É o caso de equipes como Corinthians, Cruzeiro, Fluminense, Santos e Sport, que acumulam dívidas por conta de negociações e precisam voltar as atenções para o lado jurídico da história. Mas o que está em risco?

Há um mês, a punição imposta pela Fifa ao Cruzeiro ligou o sinal de alerta para as equipes que têm dívidas internacionais cobradas na entidade máxima do futebol. Por não cumprir com a ordem para pagar € 850 mil (cerca de R$ 4,8 milhões) ao Al Wahda, a Raposa começará a Série B de 2020 com menos seis pontos na tabela.

A questão do clube mineiro retrata uma tendência a ser seguida pela entidade. Segundo o advogado especializado em direito desportivo, Rafael Botelho, as etapas do processo foram encurtadas, tornando o procedimento mais rápido.

“A Fifa deu uma potencializada de investimento, aumentou o número de pessoas que trabalham no departamento e com isso ficou super rápido.”

 — Foto: Reprodução

Uma vez que o débito com o clube dos Emirados Árabes não é o único pelo qual responde na Fifa, o Cruzeiro reconhece estar sujeito a sofrer novas sanções. No entanto, de acordo com o superintendente jurídico do clube, Flávio Boson, a diretoria trabalha no sentido de minimizar o cenário.

“Risco há, na medida que são ainda 18 processos ativos na Fifa. Mas esperamos que, com muito esforço, essas punições não venham ocorrer. Que consigamos saldar as dívidas adquiridas. A situação é, de fato, muito triste. É o resultado da má gestão que nos antecedeu, para dizer o mínimo. Todas as dívidas estão sendo objeto de negociação de diversos lados, para captação de recursos e de conseguir a quitação.”

Dívida que resultou na dedução de pontos do Cruzeiro corresponde ao empréstimo de seis meses do volante Denilson — Foto: Washington Alves/Light Press

Dívida que resultou na dedução de pontos do Cruzeiro corresponde ao empréstimo de seis meses do volante Denilson — Foto: Washington Alves/Light Press

Vale ressaltar que, apesar de a proibição de registrar atletas estar prevista no Regulamento sobre Status e Transferência de Jogadores como primeira sanção em caso de dívida, as penas podem mudar a depender do peso do processo, explica o advogado especializado em direito desportivo, Cristiano Caús.

“A Fifa em primeiro lugar vai decretar proibição de registrar novos jogadores. Se ainda assim não se não efetuar (o pagamento), o caso vai ser enviado ao Comitê Disciplinar. Lá, vai demorar de seis meses há um ano, vai se avaliar quão grave foi o descumprimento, para se aplicar a multa e perda de pontos. Os critérios são tempo, valor e o que envolve o caso. Se é um atleta, um clube.”

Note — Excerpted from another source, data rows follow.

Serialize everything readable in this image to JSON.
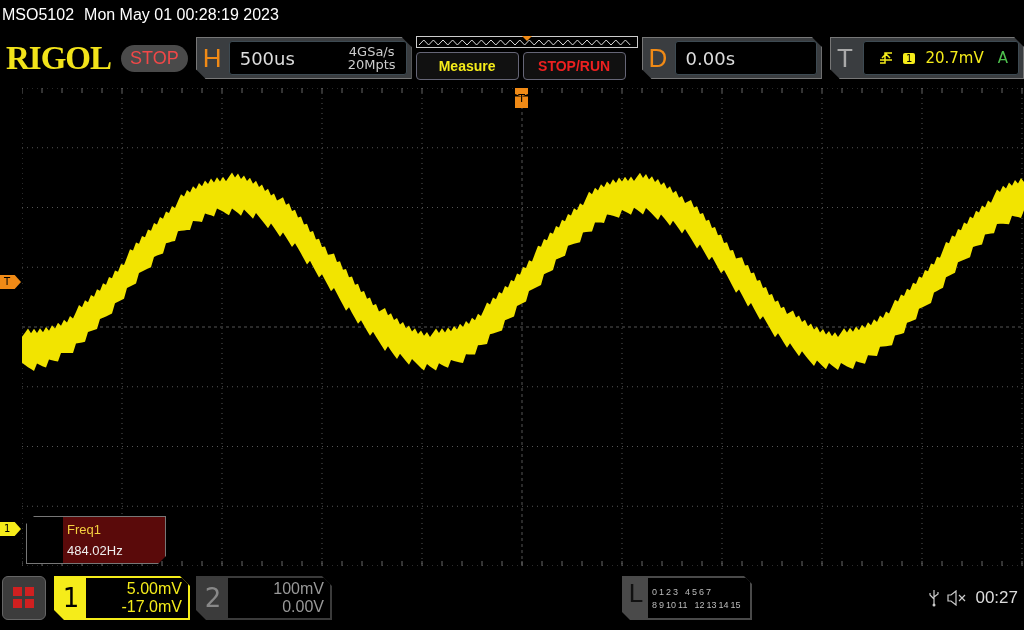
{
  "title_bar": {
    "model": "MSO5102",
    "datetime": "Mon May 01 00:28:19 2023"
  },
  "top_bar": {
    "logo": "RIGOL",
    "run_status": "STOP",
    "horizontal": {
      "label": "H",
      "timebase": "500us",
      "sample_rate": "4GSa/s",
      "memory_depth": "20Mpts"
    },
    "buttons": [
      {
        "label": "Measure",
        "kind": "measure"
      },
      {
        "label": "STOP/RUN",
        "kind": "run"
      }
    ],
    "delay": {
      "label": "D",
      "value": "0.00s"
    },
    "trigger": {
      "label": "T",
      "source": "1",
      "level": "20.7mV",
      "mode": "A"
    }
  },
  "plot": {
    "trigger_position_marker": "T",
    "trigger_level_marker": "T",
    "channel_marker": "1",
    "measurement": {
      "name": "Freq1",
      "value": "484.02Hz"
    }
  },
  "bottom_bar": {
    "channels": [
      {
        "number": "1",
        "scale": "5.00mV",
        "offset": "-17.0mV",
        "selected": true
      },
      {
        "number": "2",
        "scale": "100mV",
        "offset": "0.00V",
        "selected": false
      }
    ],
    "logic": {
      "label": "L",
      "bits_row_1": [
        "0",
        "1",
        "2",
        "3",
        "4",
        "5",
        "6",
        "7"
      ],
      "bits_row_2": [
        "8",
        "9",
        "10",
        "11",
        "12",
        "13",
        "14",
        "15"
      ]
    },
    "clock": "00:27"
  }
}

O Sport ainda corre contra o prazo da primeira ordem de pagamento emitida pela Fifa, no início de maio. São 45 dias, a partir da comunicação dos dados bancários do Sporting, de Portugal (credor no caso), para pagar € 907 mil (cerca de R$ 5,1 milhões) referente à compra do atacante André, adquirido em 2017.

O Rubro-negro, que trabalha pela captação de recursos para solucionar a pendência, optou por não falar sobre o assunto.

Vale ressaltar que, diferentemente do caso do Cruzeiro, com a perda de pontos, pagando a dívida, o bloqueio de transferências previsto pela entidade ao Sport deve ser retirado.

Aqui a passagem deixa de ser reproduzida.